Aan de orde is daarom slechts de vraag of de beslissing waartegen beklag is ingediend in strijd is met een wettelijk voorschrift dan wel zodanig onredelijk of onbillijk is dat er een spoedeisend belang is om thans over te gaan tot schorsing van de
(verdere) tenuitvoerlegging van die beslissing. Naar het oordeel van de voorzitter is dat het geval.
Uit de beslissing van 2 juli 2010 blijkt dat de directeur de op 18 juni 2010 opgelegde maatregel verlengt met veertien dagen. Uit de stukken blijkt echter niet van het bestaan van een op 18 juni 2010 opgelegde maatregel, wel heeft de directeur toen –
in
overeenstemming met de selectiefunctionaris – beslist dat een eerder opgelegde disciplinaire straf ten uitvoer zal worden gelegd in de l.a.a. voornoemd.

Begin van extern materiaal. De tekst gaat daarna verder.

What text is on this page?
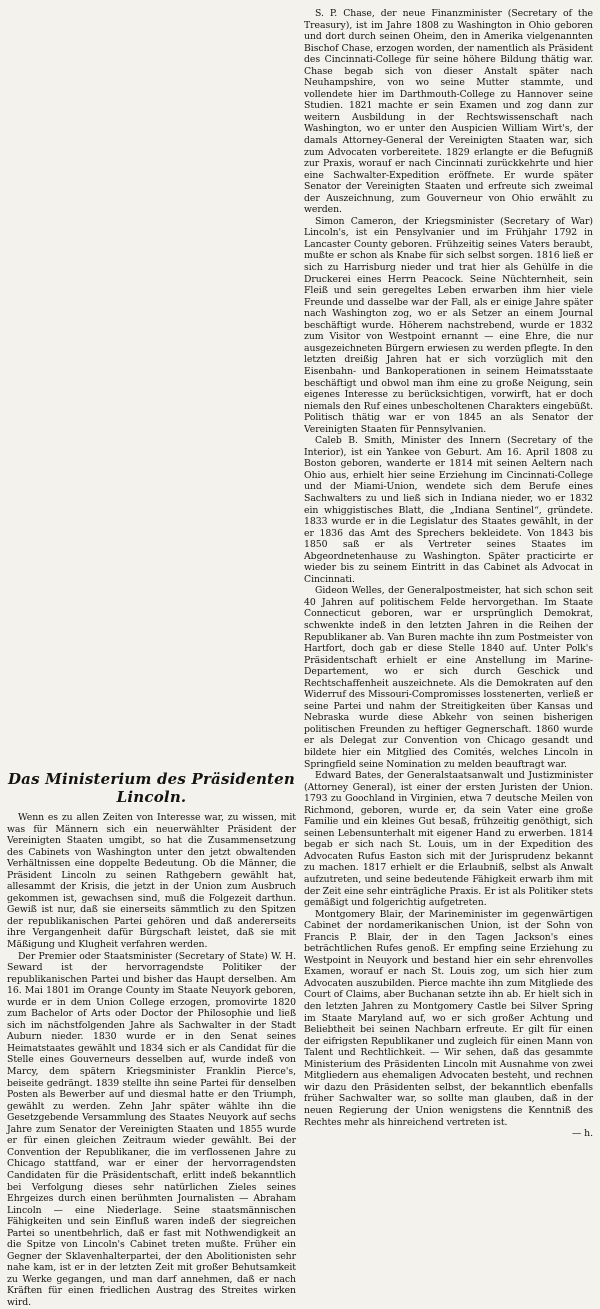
Das Ministerium des Präsidenten Lincoln.

Wenn es zu allen Zeiten von Interesse war, zu wissen, mit was für Männern sich ein neuerwählter Präsident der Vereinigten Staaten umgibt, so hat die Zusammensetzung des Cabinets von Washington unter den jetzt obwaltenden Verhältnissen eine doppelte Bedeutung. Ob die Männer, die Präsident Lincoln zu seinen Rathgebern gewählt hat, allesammt der Krisis, die jetzt in der Union zum Ausbruch gekommen ist, gewachsen sind, muß die Folgezeit darthun. Gewiß ist nur, daß sie einerseits sämmtlich zu den Spitzen der republikanischen Partei gehören und daß andererseits ihre Vergangenheit dafür Bürgschaft leistet, daß sie mit Mäßigung und Klugheit verfahren werden.

Der Premier oder Staatsminister (Secretary of State) W. H. Seward ist der hervorragendste Politiker der republikanischen Partei und bisher das Haupt derselben. Am 16. Mai 1801 im Orange County im Staate Neuyork geboren, wurde er in dem Union College erzogen, promovirte 1820 zum Bachelor of Arts oder Doctor der Philosophie und ließ sich im nächstfolgenden Jahre als Sachwalter in der Stadt Auburn nieder. 1830 wurde er in den Senat seines Heimatstaates gewählt und 1834 sich er als Candidat für die Stelle eines Gouverneurs desselben auf, wurde indeß von Marcy, dem spätern Kriegsminister Franklin Pierce's, beiseite gedrängt. 1839 stellte ihn seine Partei für denselben Posten als Bewerber auf und diesmal hatte er den Triumph, gewählt zu werden. Zehn Jahr später wählte ihn die Gesetzgebende Versammlung des Staates Neuyork auf sechs Jahre zum Senator der Vereinigten Staaten und 1855 wurde er für einen gleichen Zeitraum wieder gewählt. Bei der Convention der Republikaner, die im verflossenen Jahre zu Chicago stattfand, war er einer der hervorragendsten Candidaten für die Präsidentschaft, erlitt indeß bekanntlich bei Verfolgung dieses sehr natürlichen Zieles seines Ehrgeizes durch einen berühmten Journalisten — Abraham Lincoln — eine Niederlage. Seine staatsmännischen Fähigkeiten und sein Einfluß waren indeß der siegreichen Partei so unentbehrlich, daß er fast mit Nothwendigkeit an die Spitze von Lincoln's Cabinet treten mußte. Früher ein Gegner der Sklavenhalterpartei, der den Abolitionisten sehr nahe kam, ist er in der letzten Zeit mit großer Behutsamkeit zu Werke gegangen, und man darf annehmen, daß er nach Kräften für einen friedlichen Austrag des Streites wirken wird.

S. P. Chase, der neue Finanzminister (Secretary of the Treasury), ist im Jahre 1808 zu Washington in Ohio geboren und dort durch seinen Oheim, den in Amerika vielgenannten Bischof Chase, erzogen worden, der namentlich als Präsident des Cincinnati-College für seine höhere Bildung thätig war. Chase begab sich von dieser Anstalt später nach Neuhampshire, von wo seine Mutter stammte, und vollendete hier im Darthmouth-College zu Hannover seine Studien. 1821 machte er sein Examen und zog dann zur weitern Ausbildung in der Rechtswissenschaft nach Washington, wo er unter den Auspicien William Wirt's, der damals Attorney-General der Vereinigten Staaten war, sich zum Advocaten vorbereitete. 1829 erlangte er die Befugniß zur Praxis, worauf er nach Cincinnati zurückkehrte und hier eine Sachwalter-Expedition eröffnete. Er wurde später Senator der Vereinigten Staaten und erfreute sich zweimal der Auszeichnung, zum Gouverneur von Ohio erwählt zu werden.

Simon Cameron, der Kriegsminister (Secretary of War) Lincoln's, ist ein Pensylvanier und im Frühjahr 1792 in Lancaster County geboren. Frühzeitig seines Vaters beraubt, mußte er schon als Knabe für sich selbst sorgen. 1816 ließ er sich zu Harrisburg nieder und trat hier als Gehülfe in die Druckerei eines Herrn Peacock. Seine Nüchternheit, sein Fleiß und sein geregeltes Leben erwarben ihm hier viele Freunde und dasselbe war der Fall, als er einige Jahre später nach Washington zog, wo er als Setzer an einem Journal beschäftigt wurde. Höherem nachstrebend, wurde er 1832 zum Visitor von Westpoint ernannt — eine Ehre, die nur ausgezeichneten Bürgern erwiesen zu werden pflegte. In den letzten dreißig Jahren hat er sich vorzüglich mit den Eisenbahn- und Bankoperationen in seinem Heimatsstaate beschäftigt und obwol man ihm eine zu große Neigung, sein eigenes Interesse zu berücksichtigen, vorwirft, hat er doch niemals den Ruf eines unbescholtenen Charakters eingebüßt. Politisch thätig war er von 1845 an als Senator der Vereinigten Staaten für Pennsylvanien.

Caleb B. Smith, Minister des Innern (Secretary of the Interior), ist ein Yankee von Geburt. Am 16. April 1808 zu Boston geboren, wanderte er 1814 mit seinen Aeltern nach Ohio aus, erhielt hier seine Erziehung im Cincinnati-College und der Miami-Union, wendete sich dem Berufe eines Sachwalters zu und ließ sich in Indiana nieder, wo er 1832 ein whiggistisches Blatt, die „Indiana Sentinel“, gründete. 1833 wurde er in die Legislatur des Staates gewählt, in der er 1836 das Amt des Sprechers bekleidete. Von 1843 bis 1850 saß er als Vertreter seines Staates im Abgeordnetenhause zu Washington. Später practicirte er wieder bis zu seinem Eintritt in das Cabinet als Advocat in Cincinnati.

Gideon Welles, der Generalpostmeister, hat sich schon seit 40 Jahren auf politischem Felde hervorgethan. Im Staate Connecticut geboren, war er ursprünglich Demokrat, schwenkte indeß in den letzten Jahren in die Reihen der Republikaner ab. Van Buren machte ihn zum Postmeister von Hartfort, doch gab er diese Stelle 1840 auf. Unter Polk's Präsidentschaft erhielt er eine Anstellung im Marine-Departement, wo er sich durch Geschick und Rechtschaffenheit auszeichnete. Als die Demokraten auf den Widerruf des Missouri-Compromisses losstenerten, verließ er seine Partei und nahm der Streitigkeiten über Kansas und Nebraska wurde diese Abkehr von seinen bisherigen politischen Freunden zu heftiger Gegnerschaft. 1860 wurde er als Delegat zur Convention von Chicago gesandt und bildete hier ein Mitglied des Comités, welches Lincoln in Springfield seine Nomination zu melden beauftragt war.

Edward Bates, der Generalstaatsanwalt und Justizminister (Attorney General), ist einer der ersten Juristen der Union. 1793 zu Goochland in Virginien, etwa 7 deutsche Meilen von Richmond, geboren, wurde er, da sein Vater eine große Familie und ein kleines Gut besaß, frühzeitig genöthigt, sich seinen Lebensunterhalt mit eigener Hand zu erwerben. 1814 begab er sich nach St. Louis, um in der Expedition des Advocaten Rufus Easton sich mit der Jurisprudenz bekannt zu machen. 1817 erhielt er die Erlaubniß, selbst als Anwalt aufzutreten, und seine bedeutende Fähigkeit erwarb ihm mit der Zeit eine sehr einträgliche Praxis. Er ist als Politiker stets gemäßigt und folgerichtig aufgetreten.

Montgomery Blair, der Marineminister im gegenwärtigen Cabinet der nordamerikanischen Union, ist der Sohn von Francis P. Blair, der in den Tagen Jackson's eines beträchtlichen Rufes genoß. Er empfing seine Erziehung zu Westpoint in Neuyork und bestand hier ein sehr ehrenvolles Examen, worauf er nach St. Louis zog, um sich hier zum Advocaten auszubilden. Pierce machte ihn zum Mitgliede des Court of Claims, aber Buchanan setzte ihn ab. Er hielt sich in den letzten Jahren zu Montgomery Castle bei Silver Spring im Staate Maryland auf, wo er sich großer Achtung und Beliebtheit bei seinen Nachbarn erfreute. Er gilt für einen der eifrigsten Republikaner und zugleich für einen Mann von Talent und Rechtlichkeit. — Wir sehen, daß das gesammte Ministerium des Präsidenten Lincoln mit Ausnahme von zwei Mitgliedern aus ehemaligen Advocaten besteht, und rechnen wir dazu den Präsidenten selbst, der bekanntlich ebenfalls früher Sachwalter war, so sollte man glauben, daß in der neuen Regierung der Union wenigstens die Kenntniß des Rechtes mehr als hinreichend vertreten ist.

— h.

Nu voor de verlenging geen grond bestond, komt de beslissing van 2 juli 2010 voor schorsing in
aanmerking. Het verzoek zal derhalve worden toegewezen en de tenuitvoerlegging van de bestreden beslissing zal daarom met onmiddellijke ingang worden geschorst.
2. De uitspraak
De voorzitter wijst het verzoek toe en schorst de bestreden beslissing van de directeur met onmiddellijke ingang.
Aldus gegeven door mr. A. van Waarden, voorzitter, in tegenwoordigheid van B.A. Bogaars, secretaris, op 12 juli 2010.